The TG marker does not appear in all patients with hypothyroid disease. However, there are some overlaps between patients with the condition and those without it. Tg may not be expressed in hypothyroid patients. This is due to a lack of TSH hormone which regulates T4 synthesis. Patients with the TGW2346R gene may not be able to express the TG marker.
In a study using a TGcog/cog mouse model, a Tg protein of 330 kDa was purified from thyroid tissue. It was the T4-containing protein with the highest concentration and migrated along with the WT Tg. However, the mutant Tg had a lower efficiency at producing T4 than the WT Tg and was loaded on Tg protein. This indicated the presence T4 inside the patient's body.

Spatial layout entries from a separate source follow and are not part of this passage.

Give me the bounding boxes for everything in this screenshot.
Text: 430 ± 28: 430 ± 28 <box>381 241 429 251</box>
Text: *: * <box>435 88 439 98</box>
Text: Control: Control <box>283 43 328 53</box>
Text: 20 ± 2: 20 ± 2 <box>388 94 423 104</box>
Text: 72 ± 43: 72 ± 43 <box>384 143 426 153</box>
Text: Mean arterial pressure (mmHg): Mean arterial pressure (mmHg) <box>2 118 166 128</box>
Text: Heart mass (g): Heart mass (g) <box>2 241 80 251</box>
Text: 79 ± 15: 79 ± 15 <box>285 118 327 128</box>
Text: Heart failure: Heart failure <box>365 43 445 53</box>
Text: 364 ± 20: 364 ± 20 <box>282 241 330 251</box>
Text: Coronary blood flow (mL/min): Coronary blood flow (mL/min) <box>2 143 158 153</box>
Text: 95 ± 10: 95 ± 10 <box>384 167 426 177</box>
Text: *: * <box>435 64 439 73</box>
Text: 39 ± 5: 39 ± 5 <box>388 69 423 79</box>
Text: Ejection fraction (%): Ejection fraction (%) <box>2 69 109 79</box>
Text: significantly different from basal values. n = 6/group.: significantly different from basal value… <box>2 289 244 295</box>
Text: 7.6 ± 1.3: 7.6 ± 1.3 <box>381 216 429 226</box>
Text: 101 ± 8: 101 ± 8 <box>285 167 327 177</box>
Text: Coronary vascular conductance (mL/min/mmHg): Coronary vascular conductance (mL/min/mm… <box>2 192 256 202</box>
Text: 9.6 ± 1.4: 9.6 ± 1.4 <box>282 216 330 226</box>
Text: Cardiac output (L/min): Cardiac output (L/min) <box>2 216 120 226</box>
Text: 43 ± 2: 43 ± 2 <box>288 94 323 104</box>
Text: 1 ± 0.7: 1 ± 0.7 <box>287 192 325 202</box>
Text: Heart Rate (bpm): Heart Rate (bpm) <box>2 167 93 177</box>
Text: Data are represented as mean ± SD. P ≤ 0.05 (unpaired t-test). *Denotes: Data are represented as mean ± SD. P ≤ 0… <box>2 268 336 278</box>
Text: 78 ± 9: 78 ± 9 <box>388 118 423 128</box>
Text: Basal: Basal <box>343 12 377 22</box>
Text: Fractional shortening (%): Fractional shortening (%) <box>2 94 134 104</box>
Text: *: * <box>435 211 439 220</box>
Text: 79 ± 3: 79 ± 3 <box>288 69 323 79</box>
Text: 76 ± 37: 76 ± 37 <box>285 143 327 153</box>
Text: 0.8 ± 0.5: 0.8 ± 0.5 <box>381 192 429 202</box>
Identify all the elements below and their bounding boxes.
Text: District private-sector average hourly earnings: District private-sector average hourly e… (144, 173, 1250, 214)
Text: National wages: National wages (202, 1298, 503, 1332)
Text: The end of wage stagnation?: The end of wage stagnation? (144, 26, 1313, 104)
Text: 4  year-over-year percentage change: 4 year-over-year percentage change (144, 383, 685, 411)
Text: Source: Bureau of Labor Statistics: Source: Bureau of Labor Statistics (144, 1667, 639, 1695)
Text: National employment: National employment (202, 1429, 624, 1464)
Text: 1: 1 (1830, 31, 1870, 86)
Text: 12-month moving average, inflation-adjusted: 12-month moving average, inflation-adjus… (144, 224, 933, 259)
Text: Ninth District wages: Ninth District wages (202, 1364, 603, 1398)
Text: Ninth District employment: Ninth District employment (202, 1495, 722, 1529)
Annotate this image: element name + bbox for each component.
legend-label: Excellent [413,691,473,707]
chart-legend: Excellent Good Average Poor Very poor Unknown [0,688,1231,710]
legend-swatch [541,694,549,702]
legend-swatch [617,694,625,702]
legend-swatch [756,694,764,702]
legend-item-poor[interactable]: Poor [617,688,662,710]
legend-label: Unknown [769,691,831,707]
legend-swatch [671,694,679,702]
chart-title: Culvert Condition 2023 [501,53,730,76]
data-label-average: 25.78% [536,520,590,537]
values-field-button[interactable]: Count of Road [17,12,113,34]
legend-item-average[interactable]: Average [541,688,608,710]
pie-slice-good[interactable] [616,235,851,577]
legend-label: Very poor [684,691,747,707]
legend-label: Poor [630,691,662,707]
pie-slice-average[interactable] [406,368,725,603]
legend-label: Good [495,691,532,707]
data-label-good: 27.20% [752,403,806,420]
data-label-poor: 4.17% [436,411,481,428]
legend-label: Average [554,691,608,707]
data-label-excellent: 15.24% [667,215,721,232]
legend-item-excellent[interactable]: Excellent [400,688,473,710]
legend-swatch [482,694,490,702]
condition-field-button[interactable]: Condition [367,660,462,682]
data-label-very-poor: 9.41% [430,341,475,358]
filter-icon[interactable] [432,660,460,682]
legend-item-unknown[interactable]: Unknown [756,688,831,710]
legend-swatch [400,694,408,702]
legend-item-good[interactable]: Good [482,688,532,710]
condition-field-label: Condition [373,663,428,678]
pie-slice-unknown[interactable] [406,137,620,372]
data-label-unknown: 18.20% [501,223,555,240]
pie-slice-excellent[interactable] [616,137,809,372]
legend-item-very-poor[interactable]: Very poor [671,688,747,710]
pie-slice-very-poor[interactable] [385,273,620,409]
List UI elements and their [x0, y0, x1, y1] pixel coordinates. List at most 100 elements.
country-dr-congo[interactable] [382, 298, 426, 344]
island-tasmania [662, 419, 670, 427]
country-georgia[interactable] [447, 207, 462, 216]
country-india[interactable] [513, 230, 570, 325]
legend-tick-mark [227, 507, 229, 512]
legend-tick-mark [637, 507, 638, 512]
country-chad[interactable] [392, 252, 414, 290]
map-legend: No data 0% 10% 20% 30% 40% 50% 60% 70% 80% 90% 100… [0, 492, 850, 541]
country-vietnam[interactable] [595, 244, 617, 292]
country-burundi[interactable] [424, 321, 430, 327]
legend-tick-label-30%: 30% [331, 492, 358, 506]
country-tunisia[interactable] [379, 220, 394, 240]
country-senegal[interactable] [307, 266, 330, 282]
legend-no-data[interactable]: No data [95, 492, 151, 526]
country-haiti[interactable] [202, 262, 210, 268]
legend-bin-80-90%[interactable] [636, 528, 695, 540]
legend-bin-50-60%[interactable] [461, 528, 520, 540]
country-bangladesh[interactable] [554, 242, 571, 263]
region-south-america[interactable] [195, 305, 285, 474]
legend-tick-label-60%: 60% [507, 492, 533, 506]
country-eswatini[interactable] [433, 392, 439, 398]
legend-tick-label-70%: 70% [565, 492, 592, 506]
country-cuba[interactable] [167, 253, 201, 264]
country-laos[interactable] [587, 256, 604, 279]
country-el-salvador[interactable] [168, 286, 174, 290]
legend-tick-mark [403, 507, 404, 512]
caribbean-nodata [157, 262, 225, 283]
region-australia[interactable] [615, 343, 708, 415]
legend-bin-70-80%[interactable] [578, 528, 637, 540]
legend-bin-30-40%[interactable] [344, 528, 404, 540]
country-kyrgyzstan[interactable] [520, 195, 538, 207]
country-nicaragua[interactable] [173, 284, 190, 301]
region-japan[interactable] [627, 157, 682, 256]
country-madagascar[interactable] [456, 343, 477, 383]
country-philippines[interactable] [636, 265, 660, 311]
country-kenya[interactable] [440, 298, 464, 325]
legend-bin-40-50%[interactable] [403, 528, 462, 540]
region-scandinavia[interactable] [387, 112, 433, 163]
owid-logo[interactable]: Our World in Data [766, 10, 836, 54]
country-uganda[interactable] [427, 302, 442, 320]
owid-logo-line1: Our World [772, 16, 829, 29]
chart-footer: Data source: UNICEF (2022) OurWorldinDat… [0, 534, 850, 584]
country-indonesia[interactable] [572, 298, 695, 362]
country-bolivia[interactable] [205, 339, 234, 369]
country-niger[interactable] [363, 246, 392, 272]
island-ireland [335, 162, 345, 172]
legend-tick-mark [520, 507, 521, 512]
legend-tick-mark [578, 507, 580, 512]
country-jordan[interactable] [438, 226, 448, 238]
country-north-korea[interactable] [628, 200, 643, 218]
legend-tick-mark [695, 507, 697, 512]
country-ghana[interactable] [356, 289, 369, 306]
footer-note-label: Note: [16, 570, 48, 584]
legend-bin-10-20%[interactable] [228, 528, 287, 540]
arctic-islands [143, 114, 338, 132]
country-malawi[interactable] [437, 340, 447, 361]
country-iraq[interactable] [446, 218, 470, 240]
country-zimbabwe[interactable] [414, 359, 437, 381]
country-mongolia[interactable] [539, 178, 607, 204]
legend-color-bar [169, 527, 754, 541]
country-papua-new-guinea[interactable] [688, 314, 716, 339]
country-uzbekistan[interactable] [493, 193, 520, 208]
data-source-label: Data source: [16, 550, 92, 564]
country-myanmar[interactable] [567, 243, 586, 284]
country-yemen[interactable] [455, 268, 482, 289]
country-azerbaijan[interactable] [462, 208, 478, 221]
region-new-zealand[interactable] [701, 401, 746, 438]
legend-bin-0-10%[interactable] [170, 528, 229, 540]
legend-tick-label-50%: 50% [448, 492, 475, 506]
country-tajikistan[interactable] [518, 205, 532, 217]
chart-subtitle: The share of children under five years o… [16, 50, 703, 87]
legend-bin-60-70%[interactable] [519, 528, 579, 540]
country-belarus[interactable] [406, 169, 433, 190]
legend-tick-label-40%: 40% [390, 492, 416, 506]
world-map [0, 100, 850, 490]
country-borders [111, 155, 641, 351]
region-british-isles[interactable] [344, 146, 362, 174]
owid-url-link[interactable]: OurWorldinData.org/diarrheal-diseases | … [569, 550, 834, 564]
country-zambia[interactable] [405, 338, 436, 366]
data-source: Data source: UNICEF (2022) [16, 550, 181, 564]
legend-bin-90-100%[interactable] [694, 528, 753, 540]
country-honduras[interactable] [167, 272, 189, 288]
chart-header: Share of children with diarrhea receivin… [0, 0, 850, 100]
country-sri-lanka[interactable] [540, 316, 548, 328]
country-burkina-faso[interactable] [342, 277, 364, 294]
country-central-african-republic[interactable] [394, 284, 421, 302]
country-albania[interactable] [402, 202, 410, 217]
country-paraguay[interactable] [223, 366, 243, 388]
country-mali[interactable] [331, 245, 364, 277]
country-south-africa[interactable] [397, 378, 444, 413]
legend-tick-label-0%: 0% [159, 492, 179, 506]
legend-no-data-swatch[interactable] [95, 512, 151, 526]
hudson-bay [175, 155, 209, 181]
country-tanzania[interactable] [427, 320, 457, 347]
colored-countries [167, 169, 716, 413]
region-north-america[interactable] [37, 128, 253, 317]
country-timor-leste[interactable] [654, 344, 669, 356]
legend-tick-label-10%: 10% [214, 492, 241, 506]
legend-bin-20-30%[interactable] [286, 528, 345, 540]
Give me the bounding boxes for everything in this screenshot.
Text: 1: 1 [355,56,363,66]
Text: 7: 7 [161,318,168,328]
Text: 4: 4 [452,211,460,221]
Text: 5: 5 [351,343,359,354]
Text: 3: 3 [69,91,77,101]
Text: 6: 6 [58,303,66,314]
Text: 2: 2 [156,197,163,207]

Tg levels in healthy people are low. However Tg levels rise in those with tissue damage or elevated TSH. In a further study, I2 was administered to hypothyroid-goitre patients. It caused antibody production in eight to twenty percent of patients. I2 administration caused intra-thyroidal lymphocyte formation in some patients. These mechanisms include the mass release antigens following the destruction of thyrocytes, and the generation new epitopes via high I2 content.
Another study of elderly patients found that patients with hyperthyroid goitre had a higher likelihood of having a lower TG marker. The pro-inflammatory chemicals in the blood of patients who received the treatment were lower, which could have clinical implications. Inflammation is also known as a risk factor for cardiovascular disease and atherosclerosis. Although this study was limited in scope to a small number of patients, it did identify potential causes of TG.